Ya se sabe que Vallejo es el mayor poeta peruano del siglo XX. ¿Qué de nuevo, pues, ha de añadir este libro a la copiosa y proliferante lista de estudios sobre el autor de Santiago de Chuco? Creo que una respuesta posible se encuentra en el artículo Trilce: muletilla del canto y adorno del baile de jarana. En este texto, Granados se propone, ni más ni menos, que leer Trilce en clave de marinera limeña, es decir, desde el contexto de la modernización de Lima (años 20) y la gravitación de la clase proletaria… en específico desde la quinta o el callejón donde los obreros (…) celebraban la vida con aquel ritmo de raíz afro-peruana, puntualiza el autor. Este artículo, siendo tal vez el más audaz y personal de Vallejo sin fronteras, puede ser también el hilo conductor hacia los demás textos del libro.

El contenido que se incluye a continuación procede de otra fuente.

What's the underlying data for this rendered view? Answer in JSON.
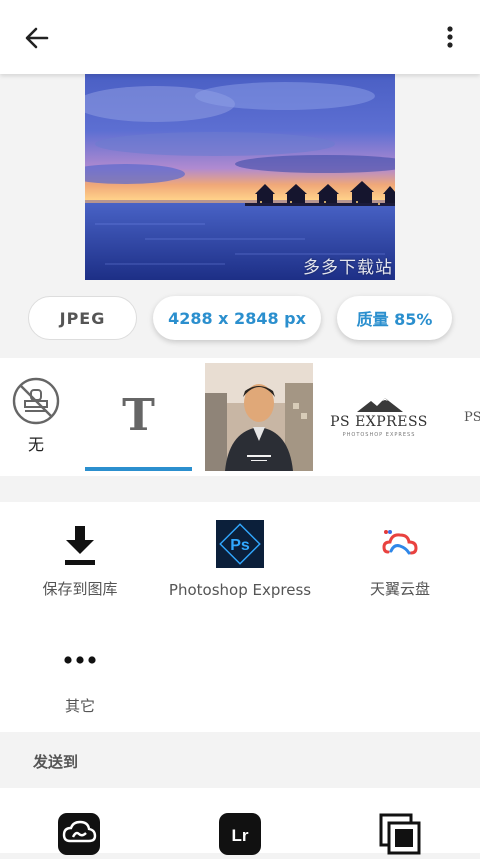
{
  "topbar": {
    "back_icon": "arrow-left-icon",
    "more_icon": "more-vertical-icon"
  },
  "preview": {
    "watermark_text": "多多下载站"
  },
  "export_options": {
    "format": "JPEG",
    "dimensions": "4288 x 2848 px",
    "quality": "质量 85%"
  },
  "watermarks": {
    "none_label": "无",
    "text_glyph": "T",
    "logo_text": "PS EXPRESS",
    "logo_subtext": "PHOTOSHOP EXPRESS",
    "partial_text": "PS",
    "selected": "text"
  },
  "share_targets": [
    {
      "label": "保存到图库",
      "icon": "download-icon"
    },
    {
      "label": "Photoshop Express",
      "icon": "photoshop-express-icon"
    },
    {
      "label": "天翼云盘",
      "icon": "cloud-drive-icon"
    },
    {
      "label": "其它",
      "icon": "more-horizontal-icon"
    }
  ],
  "send_to": {
    "title": "发送到",
    "apps": [
      "creative-cloud-icon",
      "lightroom-icon",
      "frame-stack-icon"
    ],
    "lr_text": "Lr"
  },
  "colors": {
    "accent": "#2b8fce",
    "background": "#f3f3f3"
  }
}
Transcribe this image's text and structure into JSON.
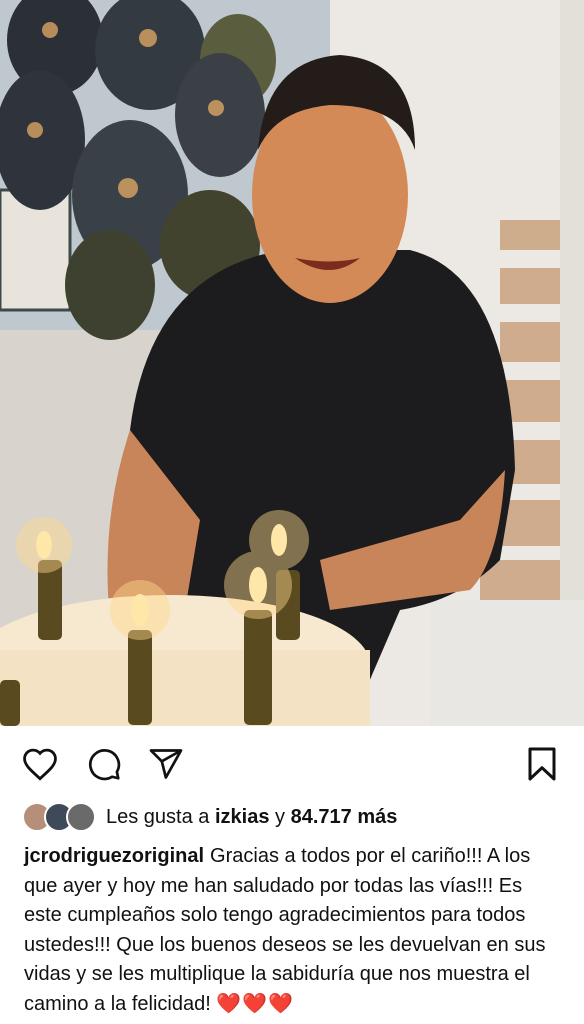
{
  "post": {
    "photo_alt": "",
    "actions": {
      "like": "heart-icon",
      "comment": "comment-icon",
      "share": "send-icon",
      "save": "bookmark-icon"
    },
    "likes": {
      "prefix": "Les gusta a",
      "user": "izkias",
      "joiner": "y",
      "count": "84.717 más"
    },
    "caption": {
      "username": "jcrodriguezoriginal",
      "text": "Gracias a todos por el cariño!!! A los que ayer y hoy me han saludado por todas las vías!!! Es este cumpleaños solo tengo agradecimientos para todos ustedes!!! Que los buenos deseos se les devuelvan en sus vidas y se les multiplique la sabiduría que nos muestra el camino a la felicidad!",
      "emoji": "❤️❤️❤️"
    },
    "colors": {
      "heart": "#e0245e",
      "text": "#111111"
    }
  }
}
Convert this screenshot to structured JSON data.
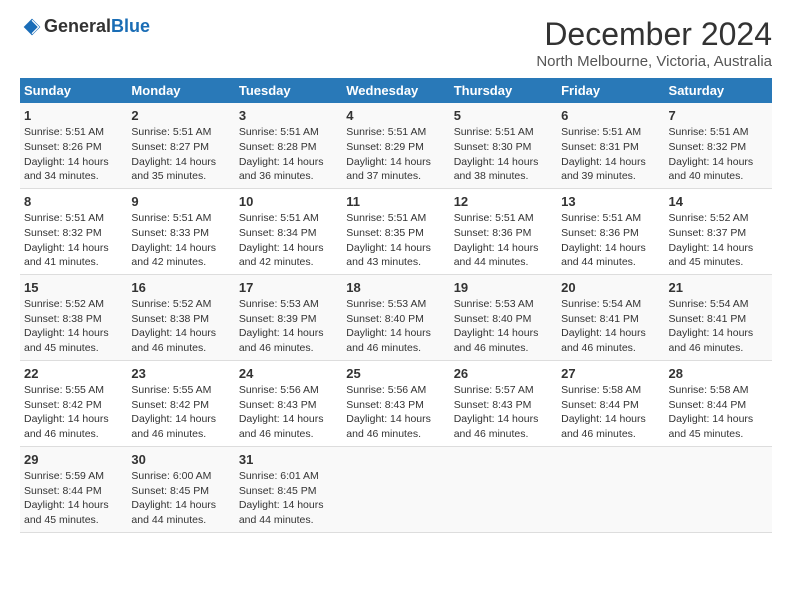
{
  "logo": {
    "text_general": "General",
    "text_blue": "Blue"
  },
  "header": {
    "month_title": "December 2024",
    "location": "North Melbourne, Victoria, Australia"
  },
  "weekdays": [
    "Sunday",
    "Monday",
    "Tuesday",
    "Wednesday",
    "Thursday",
    "Friday",
    "Saturday"
  ],
  "weeks": [
    [
      {
        "day": "1",
        "lines": [
          "Sunrise: 5:51 AM",
          "Sunset: 8:26 PM",
          "Daylight: 14 hours",
          "and 34 minutes."
        ]
      },
      {
        "day": "2",
        "lines": [
          "Sunrise: 5:51 AM",
          "Sunset: 8:27 PM",
          "Daylight: 14 hours",
          "and 35 minutes."
        ]
      },
      {
        "day": "3",
        "lines": [
          "Sunrise: 5:51 AM",
          "Sunset: 8:28 PM",
          "Daylight: 14 hours",
          "and 36 minutes."
        ]
      },
      {
        "day": "4",
        "lines": [
          "Sunrise: 5:51 AM",
          "Sunset: 8:29 PM",
          "Daylight: 14 hours",
          "and 37 minutes."
        ]
      },
      {
        "day": "5",
        "lines": [
          "Sunrise: 5:51 AM",
          "Sunset: 8:30 PM",
          "Daylight: 14 hours",
          "and 38 minutes."
        ]
      },
      {
        "day": "6",
        "lines": [
          "Sunrise: 5:51 AM",
          "Sunset: 8:31 PM",
          "Daylight: 14 hours",
          "and 39 minutes."
        ]
      },
      {
        "day": "7",
        "lines": [
          "Sunrise: 5:51 AM",
          "Sunset: 8:32 PM",
          "Daylight: 14 hours",
          "and 40 minutes."
        ]
      }
    ],
    [
      {
        "day": "8",
        "lines": [
          "Sunrise: 5:51 AM",
          "Sunset: 8:32 PM",
          "Daylight: 14 hours",
          "and 41 minutes."
        ]
      },
      {
        "day": "9",
        "lines": [
          "Sunrise: 5:51 AM",
          "Sunset: 8:33 PM",
          "Daylight: 14 hours",
          "and 42 minutes."
        ]
      },
      {
        "day": "10",
        "lines": [
          "Sunrise: 5:51 AM",
          "Sunset: 8:34 PM",
          "Daylight: 14 hours",
          "and 42 minutes."
        ]
      },
      {
        "day": "11",
        "lines": [
          "Sunrise: 5:51 AM",
          "Sunset: 8:35 PM",
          "Daylight: 14 hours",
          "and 43 minutes."
        ]
      },
      {
        "day": "12",
        "lines": [
          "Sunrise: 5:51 AM",
          "Sunset: 8:36 PM",
          "Daylight: 14 hours",
          "and 44 minutes."
        ]
      },
      {
        "day": "13",
        "lines": [
          "Sunrise: 5:51 AM",
          "Sunset: 8:36 PM",
          "Daylight: 14 hours",
          "and 44 minutes."
        ]
      },
      {
        "day": "14",
        "lines": [
          "Sunrise: 5:52 AM",
          "Sunset: 8:37 PM",
          "Daylight: 14 hours",
          "and 45 minutes."
        ]
      }
    ],
    [
      {
        "day": "15",
        "lines": [
          "Sunrise: 5:52 AM",
          "Sunset: 8:38 PM",
          "Daylight: 14 hours",
          "and 45 minutes."
        ]
      },
      {
        "day": "16",
        "lines": [
          "Sunrise: 5:52 AM",
          "Sunset: 8:38 PM",
          "Daylight: 14 hours",
          "and 46 minutes."
        ]
      },
      {
        "day": "17",
        "lines": [
          "Sunrise: 5:53 AM",
          "Sunset: 8:39 PM",
          "Daylight: 14 hours",
          "and 46 minutes."
        ]
      },
      {
        "day": "18",
        "lines": [
          "Sunrise: 5:53 AM",
          "Sunset: 8:40 PM",
          "Daylight: 14 hours",
          "and 46 minutes."
        ]
      },
      {
        "day": "19",
        "lines": [
          "Sunrise: 5:53 AM",
          "Sunset: 8:40 PM",
          "Daylight: 14 hours",
          "and 46 minutes."
        ]
      },
      {
        "day": "20",
        "lines": [
          "Sunrise: 5:54 AM",
          "Sunset: 8:41 PM",
          "Daylight: 14 hours",
          "and 46 minutes."
        ]
      },
      {
        "day": "21",
        "lines": [
          "Sunrise: 5:54 AM",
          "Sunset: 8:41 PM",
          "Daylight: 14 hours",
          "and 46 minutes."
        ]
      }
    ],
    [
      {
        "day": "22",
        "lines": [
          "Sunrise: 5:55 AM",
          "Sunset: 8:42 PM",
          "Daylight: 14 hours",
          "and 46 minutes."
        ]
      },
      {
        "day": "23",
        "lines": [
          "Sunrise: 5:55 AM",
          "Sunset: 8:42 PM",
          "Daylight: 14 hours",
          "and 46 minutes."
        ]
      },
      {
        "day": "24",
        "lines": [
          "Sunrise: 5:56 AM",
          "Sunset: 8:43 PM",
          "Daylight: 14 hours",
          "and 46 minutes."
        ]
      },
      {
        "day": "25",
        "lines": [
          "Sunrise: 5:56 AM",
          "Sunset: 8:43 PM",
          "Daylight: 14 hours",
          "and 46 minutes."
        ]
      },
      {
        "day": "26",
        "lines": [
          "Sunrise: 5:57 AM",
          "Sunset: 8:43 PM",
          "Daylight: 14 hours",
          "and 46 minutes."
        ]
      },
      {
        "day": "27",
        "lines": [
          "Sunrise: 5:58 AM",
          "Sunset: 8:44 PM",
          "Daylight: 14 hours",
          "and 46 minutes."
        ]
      },
      {
        "day": "28",
        "lines": [
          "Sunrise: 5:58 AM",
          "Sunset: 8:44 PM",
          "Daylight: 14 hours",
          "and 45 minutes."
        ]
      }
    ],
    [
      {
        "day": "29",
        "lines": [
          "Sunrise: 5:59 AM",
          "Sunset: 8:44 PM",
          "Daylight: 14 hours",
          "and 45 minutes."
        ]
      },
      {
        "day": "30",
        "lines": [
          "Sunrise: 6:00 AM",
          "Sunset: 8:45 PM",
          "Daylight: 14 hours",
          "and 44 minutes."
        ]
      },
      {
        "day": "31",
        "lines": [
          "Sunrise: 6:01 AM",
          "Sunset: 8:45 PM",
          "Daylight: 14 hours",
          "and 44 minutes."
        ]
      },
      {
        "day": "",
        "lines": []
      },
      {
        "day": "",
        "lines": []
      },
      {
        "day": "",
        "lines": []
      },
      {
        "day": "",
        "lines": []
      }
    ]
  ]
}
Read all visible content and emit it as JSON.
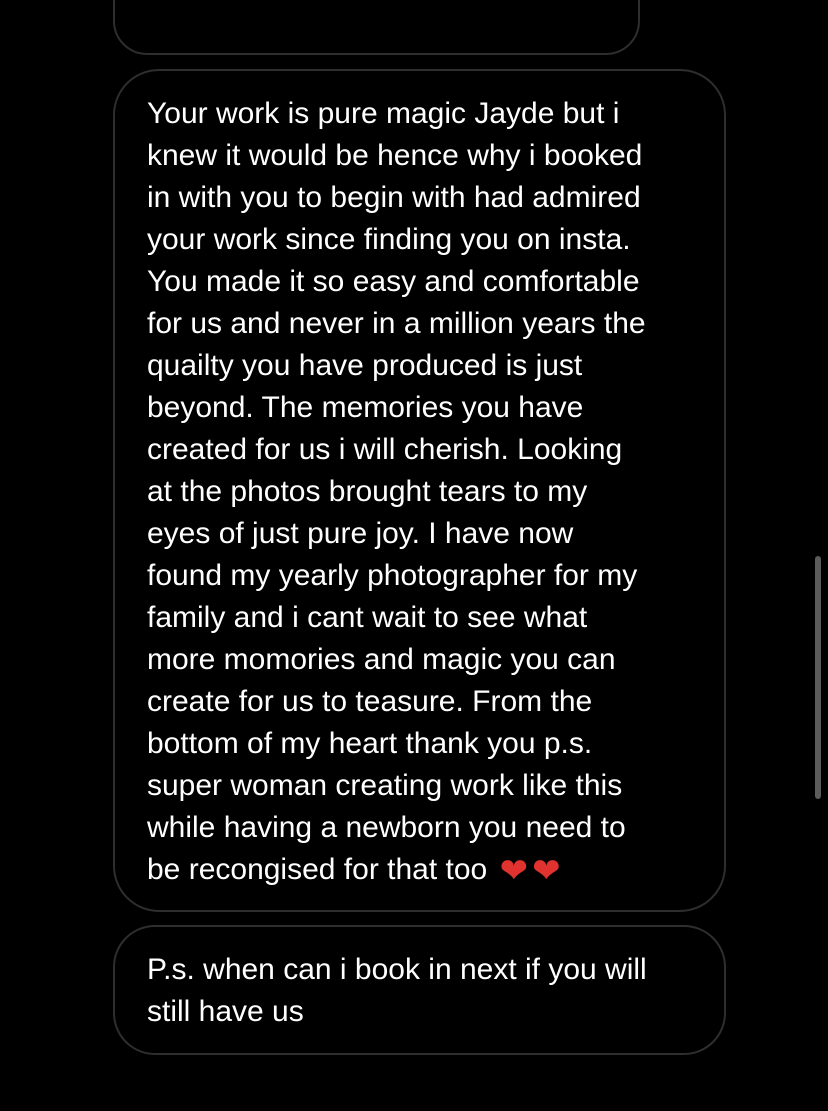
{
  "conversation": {
    "main_message": {
      "lines": [
        "Your work is pure magic Jayde but i",
        "knew it would be hence why i booked",
        "in with you to begin with had admired",
        "your work since finding you on insta.",
        "You made it so easy and comfortable",
        "for us and never in a million years the",
        "quailty you have produced is just",
        "beyond. The memories you have",
        "created for us i will cherish. Looking",
        "at the photos brought tears to my",
        "eyes of just pure joy. I have now",
        "found my yearly photographer for my",
        "family and i cant wait to see what",
        "more momories and magic you can",
        "create for us to teasure. From the",
        "bottom of my heart thank you p.s.",
        "super woman creating work like this",
        "while having a newborn you need to",
        "be recongised for that too"
      ],
      "emoji": [
        "red-heart",
        "red-heart"
      ],
      "emoji_glyph": "❤"
    },
    "ps_message": {
      "lines": [
        "P.s. when can i book in next if you will",
        "still have us"
      ]
    }
  },
  "colors": {
    "background": "#000000",
    "bubble_border": "#2e2e2e",
    "text": "#ffffff",
    "heart": "#e0322f",
    "scrollbar": "#5c5c5c"
  }
}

Invocando, primero, a los datos biográficos que le debemos a Juan Espejo Asturrizaga, Granados plantea la posibilidad de que algo más de las dos terceras partes de Trilce se hayan escrito en Lima. Así, el contexto vital del poeta sería un primer factor –hipotético, es claro– para sugerir que la bohemia, la música criolla y el medio popular limeño constituirían la clave del enigmático poemario de Vallejo. El segundo argumento se refiere al título que, en opinión de Granados, aludiría al estribillo de una marinera de capricho limeña (La Tirana). Pero La Tirana de Vallejo, la trílcica, no sería más una alusión a España, sino al Perú. El tercer argumento del artículo se concentra en el análisis del poema XXXVII de Trilce. Este poema reproduce con bastante claridad una escena de cortejo, teniendo como telón de fondo una marinera y el consiguiente juego erótico y sexual. Granados afirma, finalmente, que el artículo es un esbozo de un proyecto en el que se lea todo Trilce en clave de jarana limeña, es decir, en cuanto evento oral, musical y corporal. Ésta es, a nuestro parecer, la gran apuesta de Granados, el elocuente pañuelo que inspira su lectura y –es oportuno decirlo– buena parte su escritura poética.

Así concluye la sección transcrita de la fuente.